Y en Madrid, el Congreso, antaño símbolo del equilibrio democrático, se ha convertido en un teatro de egos donde los discursos pesan más que las soluciones. Dos leones custodian sus puertas, pero quizá hoy representarían mejor al pueblo dos espejos: uno para la vanidad del poder, y otro para nuestra propia indiferencia.
Mientras tanto, Europa se desangra lentamente: una juventud sin propósito, una natalidad en coma y una clase dirigente obsesionada con mantener su statu quo a cualquier precio. Una civilización que sustituye la familia por la mascota y el esfuerzo por la queja está condenada a extinguirse sin ruido, con la misma apatía con la que vive.
A ello se suma una izquierda desprovista de intelecto y una derecha desprovista de coraje. La primera confunde igualdad con mediocridad; la segunda, orden con inmovilidad. Ambas parecen competir por ver quién conduce con más eficacia al país hacia el abismo. Y así, el ciudadano, desorientado, se convierte en espectador de su propia decadencia. No hay mayor tragedia que ver cómo la sociedad se acostumbra al descrédito y a la mentira.
Tras esta exposición, podría limitarme a expresar mi cansancio, pero lo que realmente me mueve es la esperanza de que reaccionemos. La democracia no es una bandera ni una consigna: es la capacidad de analizar la realidad y elegir, con madurez, el camino menos dañino.
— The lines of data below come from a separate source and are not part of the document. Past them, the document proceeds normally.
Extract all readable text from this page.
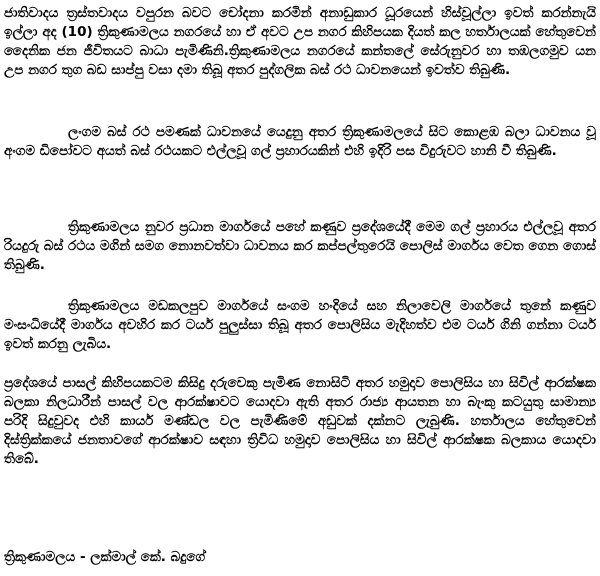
ජාතිවාදය ත්‍රස්තවාදය වපුරන බවට චෝදනා කරමින් අනාඩුකාර ධූරයෙන් හිස්වූල්ලා ඉවත් කරන්නැයි ඉල්ලා අද (10) ත්‍රිකුණාමලය නගරයේ හා ඒ අවට උප නගර කිහිපයක දියත් කල හර්තාලයක් හේතුවෙන් දෛනික ජන ජීවිතයට බාධා පැමිණිනි.ත්‍රිකුණාමලය නගරයේ කන්තලේ සේරුනුවර හා තඹලගමුව යන උප නගර තුග බඩ සාප්පු වසා දමා තිබූ අතර පුද්ගලික බස් රථ ධාවනයෙන් ඉවත්ව තිබුණි.

ලංගම බස් රථ පමණක් ධාවනයේ යෙදුනු අතර ත්‍රිකුණාමලයේ සිට කොළඹ බලා ධාවනය වූ අංගම ඩිපෝවට අයත් බස් රථයකට එල්ලවූ ගල් ප්‍රහාරයකින් එහි ඉදිරි පස විදුරුවට හානි වී තිබුණි.

ත්‍රිකුණාමලය නුවර ප්‍රධාන මාර්ගයේ පහේ කණුව ප්‍රදේශයේදී මෙම ගල් ප්‍රහාරය එල්ලවූ අතර රියදුරු බස් රථය මගින් සමග නොනවත්වා ධාවනය කර කප්පල්තුරෙයි පොලිස් මාර්ගය වෙත ගෙන ගොස් තිබුණි.

ත්‍රිකුණාමලය මඩකලපුව මාර්ගයේ සංගම හංදියේ සහ නිලාවෙලි මාර්ගයේ තුනේ කණුව මංසංධියේදී මාර්ගය අවහිර කර ටයර් පුලුස්සා තිබූ අතර පොලිසිය මැදිහත්ව එම ටයර් ගිනි ගන්නා ටයර් ඉවත් කරනු ලැබිය.

ප්‍රදේශයේ පාසල් කිහිපයකටම කිසිදු දරුවෙකු පැමිණ නොසිටි අතර හමුදාව පොලිසිය හා සිවිල් ආරක්ෂක බලකා නිලධාරීන් පාසල් වල ආරක්ෂාවට යොදවා ඇති අතර රාජ්‍ය ආයතන හා බැංකු කටයුතු සාමාන්‍ය පරිදි සිදුවුවද එහි කාර්ය මණ්ඩල වල පැමිණිමේ අඩුවක් දක්නට ලැබුණි. හර්තාලය හේතුවෙන් දිස්ත්‍රික්කයේ ජනතාවගේ ආරක්ෂාව සඳහා ත්‍රිවිධ හමුදාව පොලිසිය හා සිවිල් ආරක්ෂක බලකාය යොදවා තිබේ.

ත්‍රිකුණාමලය - ලක්මාල් කේ. බදුගේ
No se trata de quién gane la batalla ideológica, sino de evitar que la batalla nos destruya a todos.
El sistema se alimenta de nuestra indiferencia.
Nos han convencido de que “nuestros impuestos vuelven”, cuando en realidad se disuelven en la ineficacia, el clientelismo y la propaganda. Somos un organismo enfermo que se niega a acudir al médico, aunque la metástasis sea ya visible.
Amigos y amigas: despertad, por favor. Nos están arrebatando la libertad y, lo que es peor, la dignidad. Juegan con nuestro futuro y con el de nuestros hijos, y nosotros, hipnotizados, aplaudimos su teatro.
Señor presidente: dimita. La historia no recordará sus discursos, sino el daño causado a la cohesión de este país. Usted pasará a la historia no como un estadista, sino como un hombre que prefirió dividir antes que corregir.
Y al líder de la oposición le diré: la tibieza también es complicidad. El valor no se mide por el cálculo electoral, sino por la capacidad de renunciar a un aliado indigno. La omisión ante la falta de honor también es falta de honor.
Mientras sigamos aplaudiendo el espectáculo, nada cambiará. El futuro pertenece a los que deciden dejar de callar. Gritar “basta” no es violencia: es supervivencia. Mandamos si somos libres, y somos libres solo cuando asumimos la responsabilidad de nuestro propio destino.
Esteban Hernando
Empresario tecnológico y ciudadano exhausto de tanta mediocridad.